The year is 1997. And all of the inveterate criminals of America are spending life in Manhattan, which has been transformed into a gigantic maximum-security prison. This is how the US dealt with a 400 percent increase in crime. Give the poor what is now a gated community for the world’s super-rich. But it was almost impossible for the bulk of white Americans in the late ’70s-early ’80s—the period Escape from New York‘s director, John Carpenter, conceived and completed the film—to be nothing but pessimistic about the future of urban America. Indeed, urban back then actually meant black (urban music, urban fashion, urban English). This is certainly why the mayor of Escape from New York‘s Manhattan Island Prison is a black man, Isaac Hayes.
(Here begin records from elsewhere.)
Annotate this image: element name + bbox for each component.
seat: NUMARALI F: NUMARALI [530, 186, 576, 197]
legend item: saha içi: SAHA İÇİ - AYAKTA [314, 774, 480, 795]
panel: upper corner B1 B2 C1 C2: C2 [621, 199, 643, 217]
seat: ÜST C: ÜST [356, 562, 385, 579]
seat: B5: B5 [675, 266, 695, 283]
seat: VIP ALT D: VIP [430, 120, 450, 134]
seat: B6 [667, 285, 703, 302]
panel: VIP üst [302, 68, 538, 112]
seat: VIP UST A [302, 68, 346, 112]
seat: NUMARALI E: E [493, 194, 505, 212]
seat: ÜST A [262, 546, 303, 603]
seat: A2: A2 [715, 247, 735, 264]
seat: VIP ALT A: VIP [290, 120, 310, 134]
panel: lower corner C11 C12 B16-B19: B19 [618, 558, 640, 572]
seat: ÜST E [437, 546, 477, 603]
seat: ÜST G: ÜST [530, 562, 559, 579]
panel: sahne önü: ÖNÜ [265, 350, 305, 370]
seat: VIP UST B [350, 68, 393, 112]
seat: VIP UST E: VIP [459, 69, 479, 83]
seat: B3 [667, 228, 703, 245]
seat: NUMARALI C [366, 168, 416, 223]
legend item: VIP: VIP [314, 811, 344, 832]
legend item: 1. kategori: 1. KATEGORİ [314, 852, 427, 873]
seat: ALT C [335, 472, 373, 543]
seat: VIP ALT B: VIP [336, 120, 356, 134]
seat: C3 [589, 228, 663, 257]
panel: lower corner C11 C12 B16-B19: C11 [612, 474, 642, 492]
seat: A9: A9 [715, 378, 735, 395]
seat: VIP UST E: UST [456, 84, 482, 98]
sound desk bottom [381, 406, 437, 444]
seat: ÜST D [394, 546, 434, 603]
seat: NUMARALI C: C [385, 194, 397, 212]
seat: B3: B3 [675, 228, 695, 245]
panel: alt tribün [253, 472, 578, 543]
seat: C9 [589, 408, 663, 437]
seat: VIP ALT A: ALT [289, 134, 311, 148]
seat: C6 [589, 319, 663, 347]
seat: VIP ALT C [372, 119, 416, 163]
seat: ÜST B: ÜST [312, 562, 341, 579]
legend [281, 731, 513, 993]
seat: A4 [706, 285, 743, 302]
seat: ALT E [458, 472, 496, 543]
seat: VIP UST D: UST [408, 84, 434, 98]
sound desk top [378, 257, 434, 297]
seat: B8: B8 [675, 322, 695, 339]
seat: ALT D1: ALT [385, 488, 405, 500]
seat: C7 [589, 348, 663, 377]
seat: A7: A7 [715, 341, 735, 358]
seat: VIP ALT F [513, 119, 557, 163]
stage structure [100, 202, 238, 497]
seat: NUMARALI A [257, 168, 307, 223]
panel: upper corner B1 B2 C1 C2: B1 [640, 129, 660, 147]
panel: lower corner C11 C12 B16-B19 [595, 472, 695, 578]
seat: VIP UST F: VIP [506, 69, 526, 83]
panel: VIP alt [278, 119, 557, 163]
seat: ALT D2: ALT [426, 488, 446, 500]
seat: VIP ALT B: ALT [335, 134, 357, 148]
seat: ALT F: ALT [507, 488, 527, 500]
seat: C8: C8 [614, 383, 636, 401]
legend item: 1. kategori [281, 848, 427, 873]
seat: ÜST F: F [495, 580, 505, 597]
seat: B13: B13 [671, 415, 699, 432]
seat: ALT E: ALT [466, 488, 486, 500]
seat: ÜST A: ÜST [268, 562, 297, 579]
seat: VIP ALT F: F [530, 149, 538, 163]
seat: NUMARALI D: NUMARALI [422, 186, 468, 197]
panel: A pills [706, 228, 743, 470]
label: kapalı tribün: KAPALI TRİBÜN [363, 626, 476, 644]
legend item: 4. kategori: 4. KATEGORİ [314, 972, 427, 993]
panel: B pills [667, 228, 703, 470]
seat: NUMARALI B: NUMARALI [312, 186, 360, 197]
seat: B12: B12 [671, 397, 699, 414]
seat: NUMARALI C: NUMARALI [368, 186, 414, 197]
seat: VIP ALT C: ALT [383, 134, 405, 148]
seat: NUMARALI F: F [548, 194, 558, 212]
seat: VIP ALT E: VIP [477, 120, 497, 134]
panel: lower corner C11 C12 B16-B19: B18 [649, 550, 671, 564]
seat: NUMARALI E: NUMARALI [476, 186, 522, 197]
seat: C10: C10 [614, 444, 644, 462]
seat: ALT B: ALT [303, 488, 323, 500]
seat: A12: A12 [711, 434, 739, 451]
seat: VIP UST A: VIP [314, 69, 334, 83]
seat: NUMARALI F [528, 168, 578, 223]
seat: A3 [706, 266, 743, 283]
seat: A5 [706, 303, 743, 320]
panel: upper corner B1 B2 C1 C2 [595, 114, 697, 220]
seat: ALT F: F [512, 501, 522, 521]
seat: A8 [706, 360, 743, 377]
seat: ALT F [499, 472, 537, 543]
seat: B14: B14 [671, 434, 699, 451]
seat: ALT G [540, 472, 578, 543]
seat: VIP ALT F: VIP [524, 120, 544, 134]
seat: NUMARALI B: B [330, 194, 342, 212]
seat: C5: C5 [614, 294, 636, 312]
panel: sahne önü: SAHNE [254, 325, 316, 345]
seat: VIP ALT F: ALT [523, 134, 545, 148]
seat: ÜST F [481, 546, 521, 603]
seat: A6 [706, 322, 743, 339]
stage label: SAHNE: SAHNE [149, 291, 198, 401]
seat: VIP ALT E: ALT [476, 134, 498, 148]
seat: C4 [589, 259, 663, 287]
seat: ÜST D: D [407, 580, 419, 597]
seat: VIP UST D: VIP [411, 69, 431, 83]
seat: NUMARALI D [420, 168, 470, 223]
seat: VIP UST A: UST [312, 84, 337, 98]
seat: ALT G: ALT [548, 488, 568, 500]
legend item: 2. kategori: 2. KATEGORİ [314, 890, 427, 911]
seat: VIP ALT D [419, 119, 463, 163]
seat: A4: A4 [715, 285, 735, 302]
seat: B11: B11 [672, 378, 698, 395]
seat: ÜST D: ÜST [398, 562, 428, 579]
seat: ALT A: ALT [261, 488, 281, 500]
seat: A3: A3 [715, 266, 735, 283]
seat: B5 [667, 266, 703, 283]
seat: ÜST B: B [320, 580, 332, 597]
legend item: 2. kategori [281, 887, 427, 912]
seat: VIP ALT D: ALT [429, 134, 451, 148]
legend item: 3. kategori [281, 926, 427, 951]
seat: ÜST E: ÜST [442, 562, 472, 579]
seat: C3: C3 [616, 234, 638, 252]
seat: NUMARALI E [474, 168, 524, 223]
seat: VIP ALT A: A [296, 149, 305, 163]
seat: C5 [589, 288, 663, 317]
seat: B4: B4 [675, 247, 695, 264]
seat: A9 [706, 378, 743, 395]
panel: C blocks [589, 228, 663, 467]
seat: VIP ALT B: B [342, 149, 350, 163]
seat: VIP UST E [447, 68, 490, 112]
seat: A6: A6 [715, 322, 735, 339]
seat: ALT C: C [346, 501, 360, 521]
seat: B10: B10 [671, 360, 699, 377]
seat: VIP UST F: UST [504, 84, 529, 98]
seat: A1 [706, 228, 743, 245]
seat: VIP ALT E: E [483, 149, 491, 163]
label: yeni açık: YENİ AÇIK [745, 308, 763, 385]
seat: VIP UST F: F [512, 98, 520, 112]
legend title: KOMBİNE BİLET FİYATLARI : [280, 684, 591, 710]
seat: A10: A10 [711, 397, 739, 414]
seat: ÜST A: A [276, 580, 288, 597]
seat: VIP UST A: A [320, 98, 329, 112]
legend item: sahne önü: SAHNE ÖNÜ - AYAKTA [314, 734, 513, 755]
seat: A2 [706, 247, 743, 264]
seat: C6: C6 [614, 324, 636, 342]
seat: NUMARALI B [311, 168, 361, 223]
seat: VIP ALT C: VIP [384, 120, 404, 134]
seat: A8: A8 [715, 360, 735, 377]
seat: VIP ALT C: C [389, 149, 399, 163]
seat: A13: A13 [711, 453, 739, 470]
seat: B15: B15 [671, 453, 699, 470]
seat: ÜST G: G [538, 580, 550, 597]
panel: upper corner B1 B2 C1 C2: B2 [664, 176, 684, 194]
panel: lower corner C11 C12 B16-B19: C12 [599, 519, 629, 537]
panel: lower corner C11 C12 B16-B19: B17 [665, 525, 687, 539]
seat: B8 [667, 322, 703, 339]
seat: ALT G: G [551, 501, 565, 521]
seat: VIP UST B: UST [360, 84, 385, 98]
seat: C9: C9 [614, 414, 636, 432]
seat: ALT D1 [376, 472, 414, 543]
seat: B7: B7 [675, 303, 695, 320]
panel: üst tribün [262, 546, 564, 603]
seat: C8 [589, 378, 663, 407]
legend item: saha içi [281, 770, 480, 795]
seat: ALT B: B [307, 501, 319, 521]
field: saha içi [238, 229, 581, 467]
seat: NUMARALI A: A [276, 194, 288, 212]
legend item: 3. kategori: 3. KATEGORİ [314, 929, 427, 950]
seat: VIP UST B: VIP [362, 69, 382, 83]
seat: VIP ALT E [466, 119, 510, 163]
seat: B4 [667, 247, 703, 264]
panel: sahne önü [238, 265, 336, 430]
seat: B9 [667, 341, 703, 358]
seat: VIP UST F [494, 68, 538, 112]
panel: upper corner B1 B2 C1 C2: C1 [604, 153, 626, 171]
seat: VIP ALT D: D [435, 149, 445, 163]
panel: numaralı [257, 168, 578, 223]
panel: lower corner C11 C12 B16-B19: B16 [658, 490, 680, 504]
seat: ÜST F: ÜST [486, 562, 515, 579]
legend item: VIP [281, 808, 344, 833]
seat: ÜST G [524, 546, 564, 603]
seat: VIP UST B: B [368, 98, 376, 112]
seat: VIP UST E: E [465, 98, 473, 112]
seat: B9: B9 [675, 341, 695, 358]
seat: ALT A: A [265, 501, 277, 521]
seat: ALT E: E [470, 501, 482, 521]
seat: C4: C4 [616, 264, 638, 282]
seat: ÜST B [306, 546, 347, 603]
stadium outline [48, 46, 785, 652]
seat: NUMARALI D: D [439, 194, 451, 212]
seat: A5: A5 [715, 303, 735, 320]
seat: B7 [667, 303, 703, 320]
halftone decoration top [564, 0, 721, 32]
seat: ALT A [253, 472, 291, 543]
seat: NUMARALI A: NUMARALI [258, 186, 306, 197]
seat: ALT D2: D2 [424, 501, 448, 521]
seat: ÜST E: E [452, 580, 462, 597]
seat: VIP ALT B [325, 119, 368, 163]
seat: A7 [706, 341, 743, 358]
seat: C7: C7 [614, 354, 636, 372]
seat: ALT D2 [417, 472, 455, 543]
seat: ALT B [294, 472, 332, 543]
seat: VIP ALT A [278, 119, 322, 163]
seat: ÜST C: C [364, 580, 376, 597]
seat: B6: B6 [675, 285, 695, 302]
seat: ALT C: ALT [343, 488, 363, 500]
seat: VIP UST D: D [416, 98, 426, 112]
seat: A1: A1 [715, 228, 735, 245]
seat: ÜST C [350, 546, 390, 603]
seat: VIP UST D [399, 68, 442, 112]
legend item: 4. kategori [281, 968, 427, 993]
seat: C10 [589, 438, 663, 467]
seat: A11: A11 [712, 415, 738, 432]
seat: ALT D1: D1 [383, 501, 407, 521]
In the age of suburbs, blacks found themselves at the bottom of society, abandoned in cities, and told to “Drop Dead” by President Gerald Ford.
Escape from New York is very much like the whole Seattle Is Dying movement, in the sense that both offer the same explanation for poverty and crime. You are poor because you made bad choices. You are a criminal because you are all evil inside or too lazy to make something of yourself, the cement of which is found in the hours spent hard at work.
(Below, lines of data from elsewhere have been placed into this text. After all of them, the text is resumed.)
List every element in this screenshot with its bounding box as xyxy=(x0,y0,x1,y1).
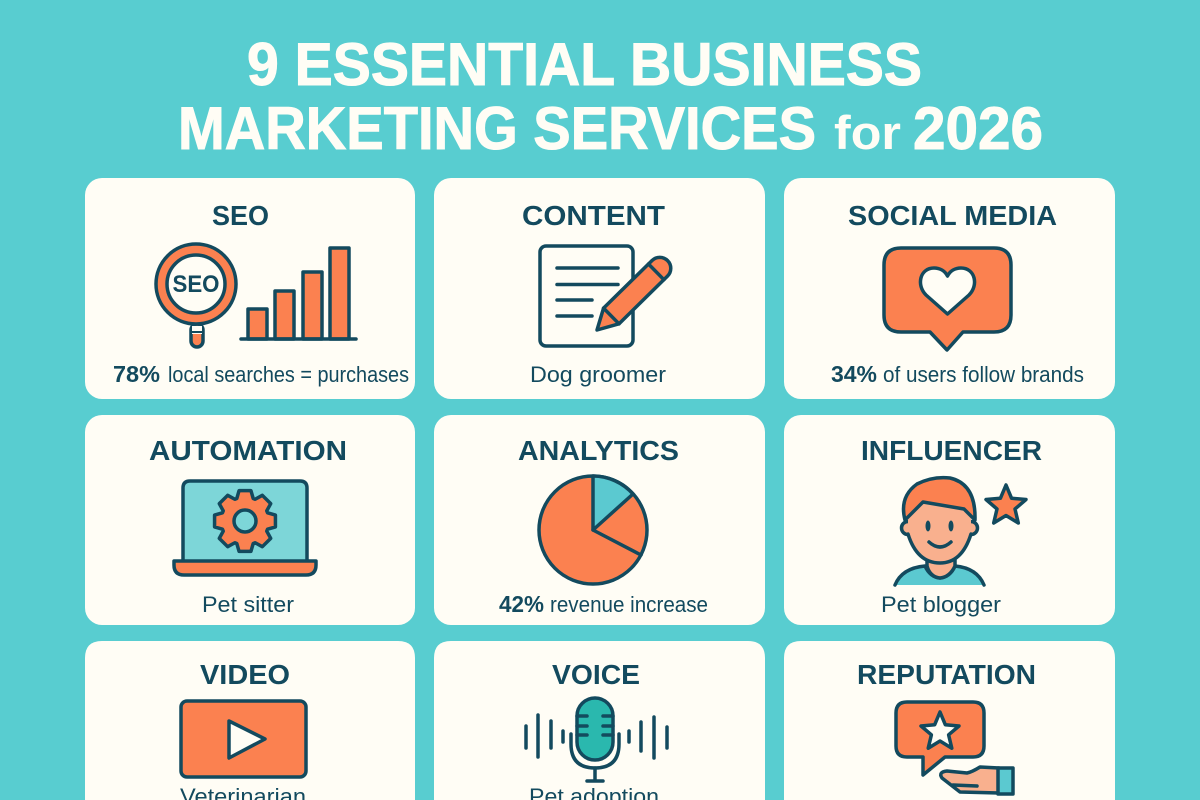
heading: Voice: VOICE xyxy=(552,659,640,690)
caption: Pet blogger xyxy=(881,592,1001,617)
stat text: local searches = purchases xyxy=(168,362,409,387)
heading: Influencer: INFLUENCER xyxy=(861,435,1042,466)
icon: open hand xyxy=(941,767,1013,794)
icon: magnifying glass: SEO xyxy=(172,271,220,298)
title: MARKETING SERVICES xyxy=(178,95,816,162)
bar chart xyxy=(241,248,356,339)
panel: Analytics xyxy=(434,415,765,625)
icon: review bubble with star xyxy=(896,702,984,775)
panel: SEO xyxy=(85,178,415,399)
title xyxy=(178,31,1043,162)
heading: Video: VIDEO xyxy=(200,659,290,690)
panel: Social Media xyxy=(784,178,1115,399)
stat text: revenue increase xyxy=(550,592,708,617)
heading: Automation: AUTOMATION xyxy=(149,435,347,466)
panel: Automation xyxy=(85,415,415,625)
stat text xyxy=(499,591,708,617)
stat text: of users follow brands xyxy=(883,362,1084,387)
heading: Social Media: SOCIAL MEDIA xyxy=(848,200,1057,231)
icon: person xyxy=(895,478,984,585)
panel: Influencer xyxy=(784,415,1115,625)
icon: speech bubble with heart xyxy=(884,248,1011,350)
stat text: 42% xyxy=(499,591,544,617)
icon: pencil xyxy=(589,253,675,338)
icon: gear xyxy=(215,491,275,551)
heading: Reputation: REPUTATION xyxy=(857,659,1036,690)
panel: Content xyxy=(434,178,765,399)
icon: magnifying glass xyxy=(156,244,236,347)
icon: star xyxy=(986,485,1026,523)
heading: Analytics: ANALYTICS xyxy=(518,435,679,466)
caption: Pet sitter xyxy=(202,592,294,617)
title: for xyxy=(834,106,901,159)
icon: microphone xyxy=(526,698,667,781)
heading: SEO: SEO xyxy=(212,200,269,231)
icon: video player xyxy=(181,701,306,777)
caption: Dog groomer xyxy=(530,362,666,387)
stat text: 34% xyxy=(831,361,877,387)
icon: document xyxy=(540,246,633,346)
stat text: 78% xyxy=(113,361,160,387)
panel: Voice xyxy=(434,641,765,800)
icon: laptop with gear xyxy=(174,481,316,575)
panel: Reputation xyxy=(784,641,1115,800)
title: 9 ESSENTIAL BUSINESS xyxy=(247,31,922,98)
title: 2026 xyxy=(913,95,1043,162)
pie chart xyxy=(539,476,647,584)
heading: Content: CONTENT xyxy=(522,200,665,231)
panel: Video xyxy=(85,641,415,800)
Another similarity between Seattle Is Dying’s perception of the homeless and criminals and the presentation of the fallen men and women (mostly men) in Manhattan Island Prison is that they are totally useless. They can’t do anything but foul the streets, smash windows, steal, shoot each other over scraps. They are a void into which society’s “limited” resources are wasted.
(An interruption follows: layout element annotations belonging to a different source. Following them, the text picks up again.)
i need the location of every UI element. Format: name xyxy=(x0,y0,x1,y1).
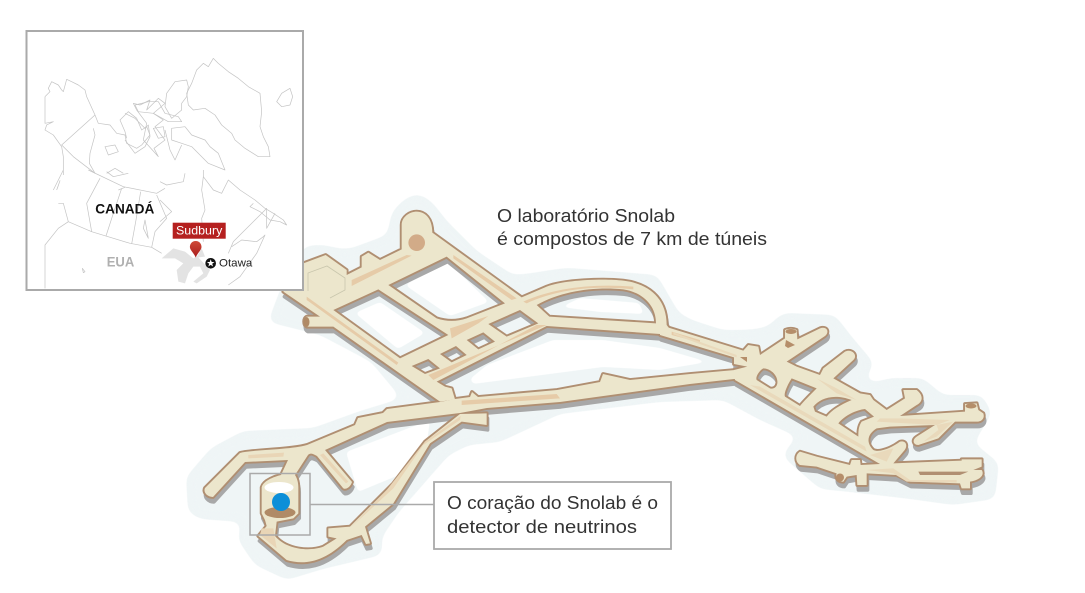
heading text: Snolab tunnels: é compostos de 7 km de túneis xyxy=(497,229,767,249)
blue neutrino detector sphere xyxy=(272,493,290,511)
white gaps inside the halo xyxy=(346,261,708,492)
map: Greenland, Iceland and Arctic islands xyxy=(125,58,293,170)
map: north-west outlines, Alaska and Yukon xyxy=(45,79,165,175)
halo: pale blue surrounding the tunnels xyxy=(186,194,999,580)
tunnel highlights, right side xyxy=(673,332,957,483)
tunnel highlights, lower left xyxy=(248,416,461,548)
panel: location map inset xyxy=(26,31,303,290)
map marker: Otawa capital star xyxy=(205,258,216,269)
map pin: Sudbury xyxy=(190,241,202,258)
callout: detector: detector de neutrinos xyxy=(447,517,637,537)
tunnel floor xyxy=(204,212,984,562)
tunnel network xyxy=(204,212,985,567)
map label: Otawa: Otawa xyxy=(219,258,253,270)
detector cavern xyxy=(264,482,296,518)
map label: EUA: EUA xyxy=(107,254,134,270)
brown caps and details on the right side xyxy=(740,329,976,482)
brown base of the cavern xyxy=(264,507,296,518)
map label: Sudbury: Sudbury xyxy=(176,224,222,238)
callout: detector: O coração do Snolab é o xyxy=(447,493,658,513)
brown round chamber at the top of the network xyxy=(408,234,425,251)
tunnel outline xyxy=(204,212,984,562)
map: Great Lakes xyxy=(162,248,210,283)
highlight box around detector xyxy=(250,474,310,535)
heading text: Snolab tunnels: O laboratório Snolab xyxy=(497,206,675,226)
white top of the cavern xyxy=(264,482,294,493)
thin outline inside the upper block xyxy=(308,266,345,298)
tunnel highlights, upper network xyxy=(307,255,700,405)
callout leader line xyxy=(310,504,434,506)
heading text: Snolab tunnels xyxy=(497,206,767,249)
callout: detector xyxy=(434,482,671,549)
map label: CANADÁ: CANADÁ xyxy=(95,200,154,216)
map: prairie provinces and US border xyxy=(45,170,167,288)
tunnel shadow xyxy=(205,217,985,567)
map: Ontario, Quebec and Atlantic coast xyxy=(160,170,287,285)
brown cap of the left stub xyxy=(304,317,310,327)
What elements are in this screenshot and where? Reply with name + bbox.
In fact, the most shocking scene (at least for me) in Escape from New York has nothing to do with violence. It’s of the group of men in Central Park with a variety of implements in their hands and grass growing everywhere. It has not occurred to them to grow food. It’s apparently better to use these modified bats and planks to bash people who have totally nothing than to dig up the earth and plant corn. Weirder yet, Central Park is a drop-off zone for prison food and supplies. Criminals are that hopeless, that useless to society. They can only look to the sky for free stuff, and never to ground, to farming, which demands, of course, work. (But even CHAZ had a garden.)
Escape from New York
Also, both the film and the Seattle Is Dying movement, which had a big event on Thursday organized by Downtown Seattle Association, present the radical left as dangerous. In the movie, the radical socialist tries to kill the president by hijacking Air Force One and crashing it into Manhattan, and not too far from Twin Towers, which play an important and even haunting role. In Seattle, Sawant is a killer of jobs. Both radicals are aligned with the criminals.
But John Carpenter, who is a superbly visual director with an exceptional sense of pace and shot composition, ultimately parts with Seattle Is Dying when it comes to the representation of the rich and powerful. The US president, who is captured by Manhattan Island Prison’s savage convicts and is liberated by its civilized ones, is a total asshole. In his weltanschauung, there’s only one convict; they are all rotten to the core and deserve to rot in prison. For Carpenter, saving the president was a total waste of time. But this radical conclusion should not be a surprise because anyone who has seen They Live!, a classic of Red Hollywood, knows that, at the end of the day, Carpenter sides with downtrodden, the down-and-out, and not, like Seattle Is Dying, with the princes of the city.